Irish Nationalism sees no comparison between membership of the UK and the EU - they are quite different in the Irish experience. Irish Nationalism is a much broader church than it was 50 or 60 years ago and many of the English nationalist rhetorical arguments for leaving the EU simply don't wash in Ireland. Irish nationalism has evolved to a point where it is no possible to Irish and European, in the same way as it is possible to be Irish and British, Irish and Protestant, Irish and gay, or Irish and Black. We understand in Ireland that the EU is not replacing our identity with a European identity, it is asking us to add a common EU identity to our distinct national identity. In that context - and SF were slow to cop on to this - there is no difficulty for Irish nationalism and a United, shared Ireland, to be part of European Union. After all, a new united Ireland who have its Britishness and its Irishness side-by-side too.

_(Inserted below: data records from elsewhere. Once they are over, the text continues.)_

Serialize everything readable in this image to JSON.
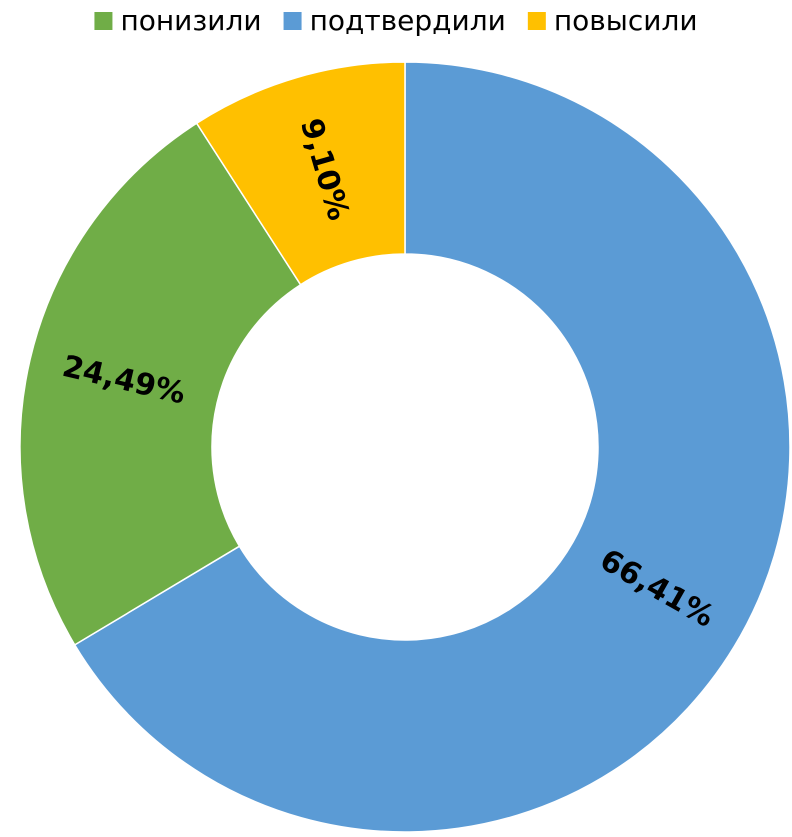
{
  "chart_data": {
    "type": "donut",
    "categories": [
      "понизили",
      "подтвердили",
      "повысили"
    ],
    "series": [
      {
        "values": [
          24.49,
          66.41,
          9.1
        ],
        "value_labels": [
          "24,49%",
          "66,41%",
          "9,10%"
        ],
        "colors": [
          "#70ad47",
          "#5b9bd5",
          "#ffc000"
        ]
      }
    ],
    "legend": "top"
  }
}
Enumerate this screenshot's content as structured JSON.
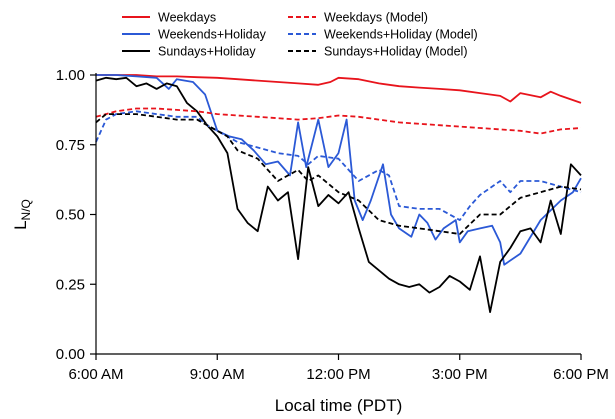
{
  "chart_data": {
    "type": "line",
    "title": "",
    "xlabel": "Local time (PDT)",
    "ylabel_main": "L",
    "ylabel_sub": "N/Q",
    "xlim": [
      6,
      18
    ],
    "ylim": [
      0,
      1
    ],
    "xticks": [
      {
        "value": 6,
        "label": "6:00 AM"
      },
      {
        "value": 9,
        "label": "9:00 AM"
      },
      {
        "value": 12,
        "label": "12:00 PM"
      },
      {
        "value": 15,
        "label": "3:00 PM"
      },
      {
        "value": 18,
        "label": "6:00 PM"
      }
    ],
    "yticks": [
      {
        "value": 0,
        "label": "0.00"
      },
      {
        "value": 0.25,
        "label": "0.25"
      },
      {
        "value": 0.5,
        "label": "0.50"
      },
      {
        "value": 0.75,
        "label": "0.75"
      },
      {
        "value": 1,
        "label": "1.00"
      }
    ],
    "grid": false,
    "legend_position": "top",
    "series": [
      {
        "name": "Weekdays",
        "color": "#e8141c",
        "dash": "solid",
        "points": [
          [
            6.0,
            1.0
          ],
          [
            6.5,
            1.0
          ],
          [
            7.0,
            1.0
          ],
          [
            7.5,
            0.995
          ],
          [
            8.0,
            0.995
          ],
          [
            8.5,
            0.992
          ],
          [
            9.0,
            0.99
          ],
          [
            9.5,
            0.985
          ],
          [
            10.0,
            0.98
          ],
          [
            10.5,
            0.975
          ],
          [
            11.0,
            0.97
          ],
          [
            11.5,
            0.965
          ],
          [
            11.8,
            0.975
          ],
          [
            12.0,
            0.99
          ],
          [
            12.5,
            0.985
          ],
          [
            13.0,
            0.97
          ],
          [
            13.5,
            0.96
          ],
          [
            14.0,
            0.955
          ],
          [
            14.5,
            0.95
          ],
          [
            15.0,
            0.945
          ],
          [
            15.5,
            0.935
          ],
          [
            16.0,
            0.925
          ],
          [
            16.25,
            0.905
          ],
          [
            16.5,
            0.935
          ],
          [
            17.0,
            0.92
          ],
          [
            17.25,
            0.94
          ],
          [
            17.5,
            0.925
          ],
          [
            18.0,
            0.9
          ]
        ]
      },
      {
        "name": "Weekends+Holiday",
        "color": "#2b59d6",
        "dash": "solid",
        "points": [
          [
            6.0,
            1.0
          ],
          [
            6.5,
            1.0
          ],
          [
            7.0,
            0.995
          ],
          [
            7.5,
            0.99
          ],
          [
            7.8,
            0.95
          ],
          [
            8.0,
            0.985
          ],
          [
            8.4,
            0.975
          ],
          [
            8.7,
            0.93
          ],
          [
            9.0,
            0.8
          ],
          [
            9.3,
            0.78
          ],
          [
            9.6,
            0.77
          ],
          [
            9.9,
            0.73
          ],
          [
            10.2,
            0.68
          ],
          [
            10.5,
            0.69
          ],
          [
            10.8,
            0.64
          ],
          [
            11.0,
            0.83
          ],
          [
            11.2,
            0.67
          ],
          [
            11.5,
            0.84
          ],
          [
            11.75,
            0.67
          ],
          [
            12.0,
            0.72
          ],
          [
            12.2,
            0.84
          ],
          [
            12.4,
            0.55
          ],
          [
            12.6,
            0.48
          ],
          [
            12.8,
            0.55
          ],
          [
            13.1,
            0.68
          ],
          [
            13.3,
            0.5
          ],
          [
            13.5,
            0.45
          ],
          [
            13.8,
            0.42
          ],
          [
            14.0,
            0.5
          ],
          [
            14.2,
            0.47
          ],
          [
            14.4,
            0.41
          ],
          [
            14.6,
            0.45
          ],
          [
            14.9,
            0.48
          ],
          [
            15.0,
            0.4
          ],
          [
            15.2,
            0.44
          ],
          [
            15.5,
            0.45
          ],
          [
            15.8,
            0.46
          ],
          [
            16.0,
            0.4
          ],
          [
            16.1,
            0.32
          ],
          [
            16.5,
            0.36
          ],
          [
            17.0,
            0.48
          ],
          [
            17.5,
            0.55
          ],
          [
            17.8,
            0.58
          ],
          [
            18.0,
            0.63
          ]
        ]
      },
      {
        "name": "Sundays+Holiday",
        "color": "#000000",
        "dash": "solid",
        "points": [
          [
            6.0,
            0.98
          ],
          [
            6.25,
            0.99
          ],
          [
            6.5,
            0.985
          ],
          [
            6.75,
            0.99
          ],
          [
            7.0,
            0.96
          ],
          [
            7.25,
            0.97
          ],
          [
            7.5,
            0.95
          ],
          [
            7.75,
            0.97
          ],
          [
            8.0,
            0.96
          ],
          [
            8.25,
            0.9
          ],
          [
            8.5,
            0.87
          ],
          [
            8.75,
            0.82
          ],
          [
            9.0,
            0.78
          ],
          [
            9.25,
            0.72
          ],
          [
            9.5,
            0.52
          ],
          [
            9.75,
            0.47
          ],
          [
            10.0,
            0.44
          ],
          [
            10.25,
            0.6
          ],
          [
            10.5,
            0.55
          ],
          [
            10.75,
            0.58
          ],
          [
            11.0,
            0.34
          ],
          [
            11.25,
            0.67
          ],
          [
            11.5,
            0.53
          ],
          [
            11.75,
            0.57
          ],
          [
            12.0,
            0.54
          ],
          [
            12.25,
            0.58
          ],
          [
            12.5,
            0.45
          ],
          [
            12.75,
            0.33
          ],
          [
            13.0,
            0.3
          ],
          [
            13.25,
            0.27
          ],
          [
            13.5,
            0.25
          ],
          [
            13.75,
            0.24
          ],
          [
            14.0,
            0.25
          ],
          [
            14.25,
            0.22
          ],
          [
            14.5,
            0.24
          ],
          [
            14.75,
            0.28
          ],
          [
            15.0,
            0.26
          ],
          [
            15.25,
            0.23
          ],
          [
            15.5,
            0.35
          ],
          [
            15.75,
            0.15
          ],
          [
            16.0,
            0.33
          ],
          [
            16.25,
            0.38
          ],
          [
            16.5,
            0.44
          ],
          [
            16.75,
            0.45
          ],
          [
            17.0,
            0.4
          ],
          [
            17.25,
            0.55
          ],
          [
            17.5,
            0.43
          ],
          [
            17.75,
            0.68
          ],
          [
            18.0,
            0.64
          ]
        ]
      },
      {
        "name": "Weekdays (Model)",
        "color": "#e8141c",
        "dash": "dashed",
        "points": [
          [
            6.0,
            0.85
          ],
          [
            6.5,
            0.87
          ],
          [
            7.0,
            0.88
          ],
          [
            7.5,
            0.88
          ],
          [
            8.0,
            0.875
          ],
          [
            8.5,
            0.87
          ],
          [
            9.0,
            0.86
          ],
          [
            9.5,
            0.855
          ],
          [
            10.0,
            0.85
          ],
          [
            10.5,
            0.845
          ],
          [
            11.0,
            0.84
          ],
          [
            11.5,
            0.845
          ],
          [
            12.0,
            0.855
          ],
          [
            12.5,
            0.85
          ],
          [
            13.0,
            0.84
          ],
          [
            13.5,
            0.83
          ],
          [
            14.0,
            0.825
          ],
          [
            14.5,
            0.82
          ],
          [
            15.0,
            0.815
          ],
          [
            15.5,
            0.81
          ],
          [
            16.0,
            0.805
          ],
          [
            16.5,
            0.8
          ],
          [
            17.0,
            0.79
          ],
          [
            17.5,
            0.805
          ],
          [
            18.0,
            0.81
          ]
        ]
      },
      {
        "name": "Weekends+Holiday (Model)",
        "color": "#2b59d6",
        "dash": "dashed",
        "points": [
          [
            6.0,
            0.76
          ],
          [
            6.25,
            0.84
          ],
          [
            6.5,
            0.86
          ],
          [
            7.0,
            0.87
          ],
          [
            7.5,
            0.86
          ],
          [
            8.0,
            0.85
          ],
          [
            8.5,
            0.85
          ],
          [
            8.75,
            0.82
          ],
          [
            9.0,
            0.8
          ],
          [
            9.5,
            0.76
          ],
          [
            10.0,
            0.74
          ],
          [
            10.5,
            0.72
          ],
          [
            11.0,
            0.71
          ],
          [
            11.25,
            0.68
          ],
          [
            11.5,
            0.71
          ],
          [
            12.0,
            0.7
          ],
          [
            12.5,
            0.62
          ],
          [
            13.0,
            0.66
          ],
          [
            13.25,
            0.64
          ],
          [
            13.5,
            0.53
          ],
          [
            14.0,
            0.52
          ],
          [
            14.5,
            0.52
          ],
          [
            15.0,
            0.48
          ],
          [
            15.25,
            0.53
          ],
          [
            15.5,
            0.57
          ],
          [
            16.0,
            0.62
          ],
          [
            16.25,
            0.58
          ],
          [
            16.5,
            0.62
          ],
          [
            17.0,
            0.62
          ],
          [
            17.5,
            0.6
          ],
          [
            18.0,
            0.58
          ]
        ]
      },
      {
        "name": "Sundays+Holiday (Model)",
        "color": "#000000",
        "dash": "dashed",
        "points": [
          [
            6.0,
            0.83
          ],
          [
            6.25,
            0.86
          ],
          [
            6.5,
            0.86
          ],
          [
            7.0,
            0.86
          ],
          [
            7.5,
            0.85
          ],
          [
            8.0,
            0.84
          ],
          [
            8.5,
            0.84
          ],
          [
            9.0,
            0.8
          ],
          [
            9.25,
            0.78
          ],
          [
            9.5,
            0.73
          ],
          [
            10.0,
            0.7
          ],
          [
            10.5,
            0.62
          ],
          [
            11.0,
            0.66
          ],
          [
            11.25,
            0.62
          ],
          [
            11.5,
            0.64
          ],
          [
            12.0,
            0.58
          ],
          [
            12.5,
            0.55
          ],
          [
            13.0,
            0.48
          ],
          [
            13.5,
            0.46
          ],
          [
            14.0,
            0.45
          ],
          [
            14.5,
            0.44
          ],
          [
            15.0,
            0.43
          ],
          [
            15.5,
            0.5
          ],
          [
            16.0,
            0.5
          ],
          [
            16.5,
            0.56
          ],
          [
            17.0,
            0.58
          ],
          [
            17.5,
            0.6
          ],
          [
            18.0,
            0.59
          ]
        ]
      }
    ]
  }
}
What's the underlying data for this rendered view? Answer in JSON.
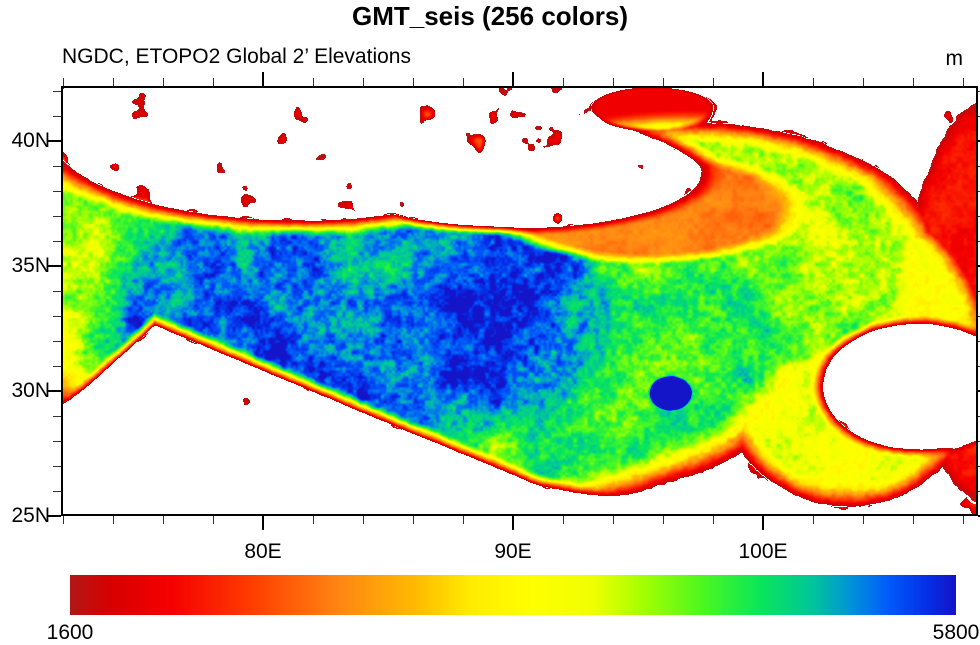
{
  "title": "GMT_seis (256 colors)",
  "subtitle": "NGDC, ETOPO2 Global 2’ Elevations",
  "units_label": "m",
  "map": {
    "region": "Tibetan Plateau elevations",
    "lon_min": 71.92,
    "lon_max": 108.6,
    "lat_min": 25.0,
    "lat_max": 42.2,
    "x_axis": {
      "major_ticks": [
        {
          "lon": 80,
          "label": "80E"
        },
        {
          "lon": 90,
          "label": "90E"
        },
        {
          "lon": 100,
          "label": "100E"
        }
      ],
      "minor_step_deg": 2
    },
    "y_axis": {
      "major_ticks": [
        {
          "lat": 25,
          "label": "25N"
        },
        {
          "lat": 30,
          "label": "30N"
        },
        {
          "lat": 35,
          "label": "35N"
        },
        {
          "lat": 40,
          "label": "40N"
        }
      ],
      "minor_step_deg": 1
    }
  },
  "colorbar": {
    "min_value": 1600,
    "max_value": 5800,
    "min_label": "1600",
    "max_label": "5800",
    "units": "m",
    "colormap_name": "GMT_seis reversed (256 colors)",
    "below_min_color": "#FFFFFF",
    "stops": [
      {
        "t": 0.0,
        "color": "#B21818"
      },
      {
        "t": 0.045,
        "color": "#D70000"
      },
      {
        "t": 0.113,
        "color": "#F50000"
      },
      {
        "t": 0.203,
        "color": "#FF3C00"
      },
      {
        "t": 0.305,
        "color": "#FF8714"
      },
      {
        "t": 0.395,
        "color": "#FFBE00"
      },
      {
        "t": 0.451,
        "color": "#FFEB00"
      },
      {
        "t": 0.52,
        "color": "#FFFF00"
      },
      {
        "t": 0.59,
        "color": "#F0FF00"
      },
      {
        "t": 0.643,
        "color": "#AAFF00"
      },
      {
        "t": 0.711,
        "color": "#50F81E"
      },
      {
        "t": 0.779,
        "color": "#0AE65A"
      },
      {
        "t": 0.835,
        "color": "#00C896"
      },
      {
        "t": 0.88,
        "color": "#0096D7"
      },
      {
        "t": 0.925,
        "color": "#005AFA"
      },
      {
        "t": 0.97,
        "color": "#052DE6"
      },
      {
        "t": 1.0,
        "color": "#1414C8"
      }
    ]
  },
  "frame_color": "#000000",
  "text_color": "#000000"
}
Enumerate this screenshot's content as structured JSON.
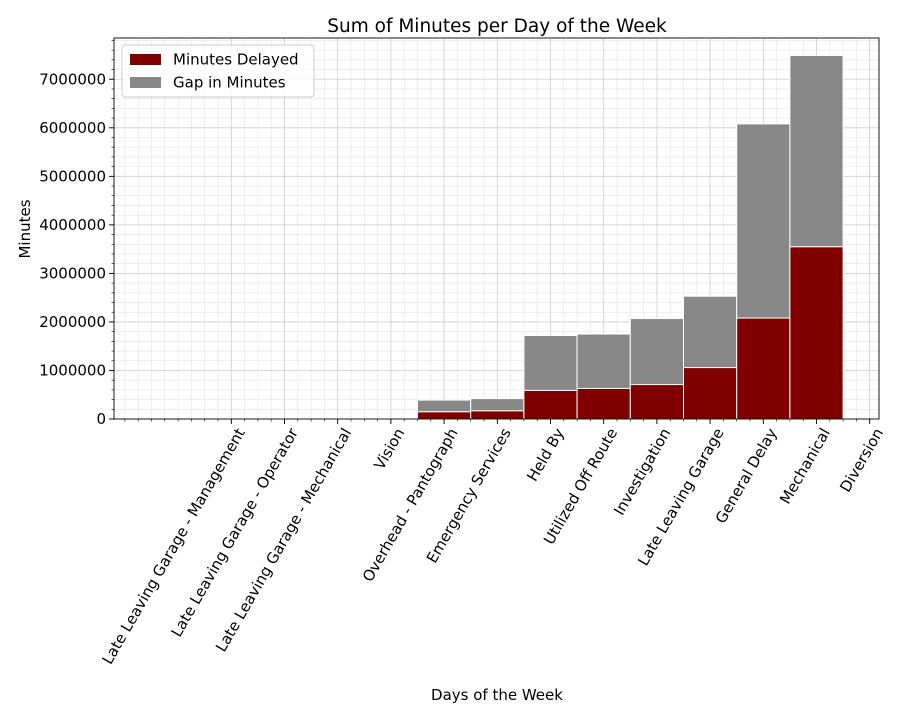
{
  "chart_data": {
    "type": "bar",
    "stacked": true,
    "title": "Sum of Minutes per Day of the Week",
    "xlabel": "Days of the Week",
    "ylabel": "Minutes",
    "ylim": [
      0,
      7850000
    ],
    "yticks": [
      0,
      1000000,
      2000000,
      3000000,
      4000000,
      5000000,
      6000000,
      7000000
    ],
    "ytick_labels": [
      "0",
      "1000000",
      "2000000",
      "3000000",
      "4000000",
      "5000000",
      "6000000",
      "7000000"
    ],
    "grid": true,
    "legend_position": "top-left",
    "categories": [
      "Late Leaving Garage - Management",
      "Late Leaving Garage - Operator",
      "Late Leaving Garage - Mechanical",
      "Vision",
      "Overhead - Pantograph",
      "Emergency Services",
      "Held By",
      "Utilized Off Route",
      "Investigation",
      "Late Leaving Garage",
      "General Delay",
      "Mechanical",
      "Diversion"
    ],
    "series": [
      {
        "name": "Minutes Delayed",
        "color": "#800000",
        "values": [
          1000,
          1000,
          1000,
          2000,
          150000,
          170000,
          590000,
          630000,
          710000,
          1060000,
          2080000,
          3550000,
          0
        ]
      },
      {
        "name": "Gap in Minutes",
        "color": "#888888",
        "values": [
          2000,
          2000,
          3000,
          4000,
          240000,
          250000,
          1130000,
          1120000,
          1360000,
          1470000,
          4000000,
          3940000,
          0
        ]
      }
    ],
    "legend": [
      "Minutes Delayed",
      "Gap in Minutes"
    ]
  }
}
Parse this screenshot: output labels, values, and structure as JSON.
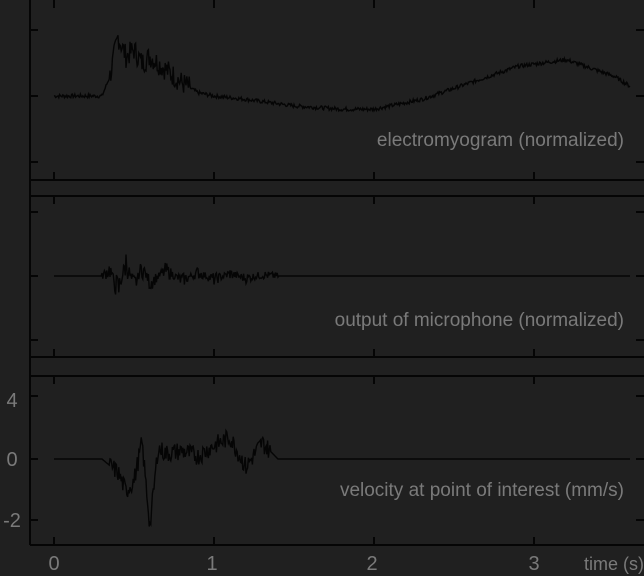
{
  "chart_data": [
    {
      "type": "line",
      "panel": "top",
      "label": "electromyogram (normalized)",
      "xlim": [
        -0.1,
        3.9
      ],
      "series": [
        {
          "x": [
            0,
            0.1,
            0.2,
            0.3,
            0.35,
            0.4,
            0.45,
            0.5,
            0.55,
            0.6,
            0.7,
            0.8,
            0.9,
            1.0,
            1.2,
            1.5,
            1.8,
            2.0,
            2.3,
            2.6,
            2.9,
            3.2,
            3.5,
            3.6
          ],
          "y": [
            0.0,
            0.0,
            0.0,
            0.0,
            0.6,
            1.8,
            1.2,
            1.4,
            1.0,
            1.2,
            0.8,
            0.4,
            0.1,
            0.0,
            -0.1,
            -0.3,
            -0.4,
            -0.4,
            -0.1,
            0.4,
            0.9,
            1.1,
            0.6,
            0.3
          ]
        }
      ]
    },
    {
      "type": "line",
      "panel": "middle",
      "label": "output of microphone (normalized)",
      "xlim": [
        -0.1,
        3.9
      ],
      "series": [
        {
          "x": [
            0,
            0.3,
            0.35,
            0.4,
            0.45,
            0.5,
            0.55,
            0.6,
            0.7,
            0.8,
            0.9,
            1.0,
            1.1,
            1.2,
            1.3,
            1.4,
            3.6
          ],
          "y": [
            0,
            0,
            0.3,
            -0.7,
            0.6,
            -0.5,
            0.4,
            -0.3,
            0.25,
            -0.2,
            0.15,
            -0.15,
            0.1,
            -0.1,
            0.05,
            0,
            0
          ]
        }
      ]
    },
    {
      "type": "line",
      "panel": "bottom",
      "label": "velocity at point of interest (mm/s)",
      "xlim": [
        -0.1,
        3.9
      ],
      "ylim": [
        -2.8,
        4.6
      ],
      "yticks": [
        "4",
        "0",
        "-2"
      ],
      "series": [
        {
          "x": [
            0,
            0.3,
            0.4,
            0.45,
            0.5,
            0.55,
            0.6,
            0.65,
            0.7,
            0.8,
            0.9,
            1.0,
            1.1,
            1.2,
            1.3,
            1.4,
            3.6
          ],
          "y": [
            0,
            0,
            -0.5,
            -1.2,
            -0.8,
            0.6,
            -2.5,
            0.4,
            0.2,
            0.3,
            0.1,
            0.5,
            0.8,
            -0.3,
            0.6,
            0,
            0
          ]
        }
      ]
    }
  ],
  "xaxis": {
    "ticks": [
      "0",
      "1",
      "2",
      "3"
    ],
    "label": "time (s)"
  },
  "colors": {
    "background": "#202020",
    "line": "#050505",
    "text": "#7a7a7a"
  }
}
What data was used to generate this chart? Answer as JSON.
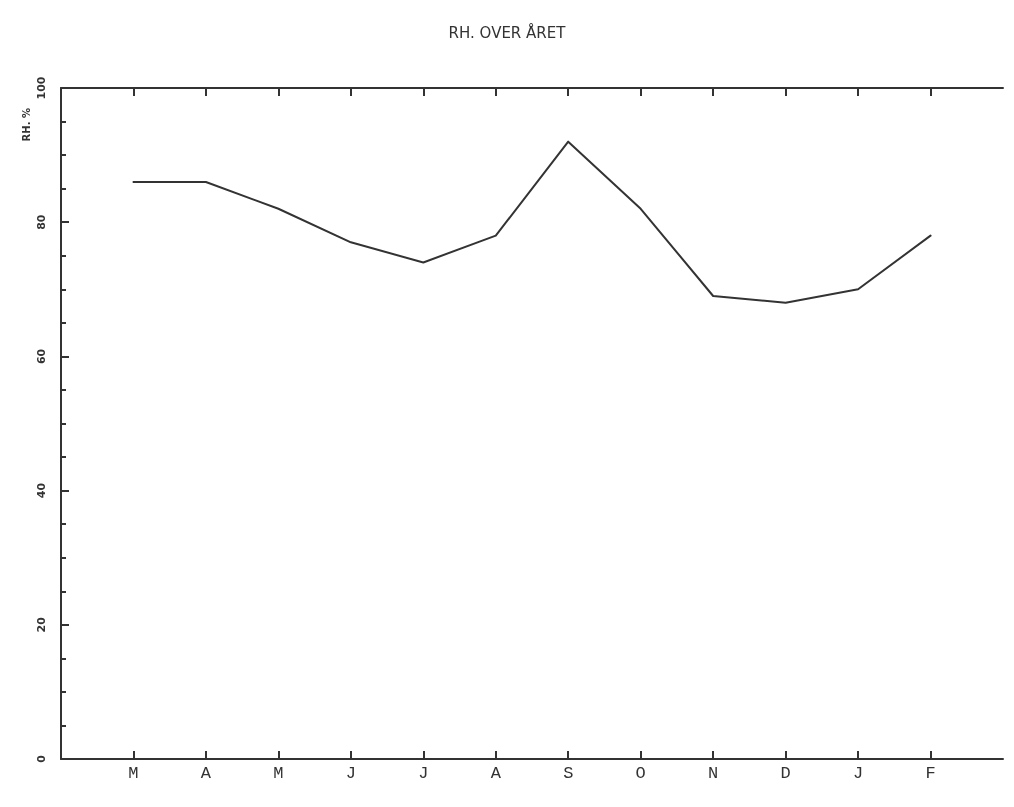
{
  "chart_data": {
    "type": "line",
    "title": "RH. OVER ÅRET",
    "ylabel": "RH. %",
    "categories": [
      "M",
      "A",
      "M",
      "J",
      "J",
      "A",
      "S",
      "O",
      "N",
      "D",
      "J",
      "F"
    ],
    "series": [
      {
        "color": "#333333",
        "values": [
          86,
          86,
          82,
          77,
          74,
          78,
          92,
          82,
          69,
          68,
          70,
          78
        ]
      }
    ],
    "ylim": [
      0,
      100
    ],
    "yticks": [
      0,
      20,
      40,
      60,
      80,
      100
    ],
    "grid": false,
    "marker": "none",
    "line_style": "solid"
  }
}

'The UK is attempting what the Republicans called for themselves (except the UK are attempting it with a clear mandate)...separation from a rejected political union. I would have thought the Irish would understand that instinctively.'
The Irish know the limitations of 'independence', but apparently the British, or should I say the English, don't feel the Irish experience is worthy of consideration. You really think the UK is leaving the EU with a clear mandate? What was that mandate? And where is the evidence of it?
Indeed, the referendum has highlighted the crisis in the UK Demos: both the Scots and Northern Irish must leave the EU because of what is clearly seen outside the UK bubble as a crisis in the heart of English identity and English nationalism. England is behind Brexit - and yet English nationalism still cannot admit that England is its own country, and still conceals itself behind 'Britishness'. This is what we see from an Irish perspective, in no small part because of our history with English nationalism as part of the UK.
Irish nationalism was and is coherent. What is coherent about the English nationalism underpinning the UKs departure from the EU?
Brexit is utterly fascinating to watch, it is a pity there is so much at stake.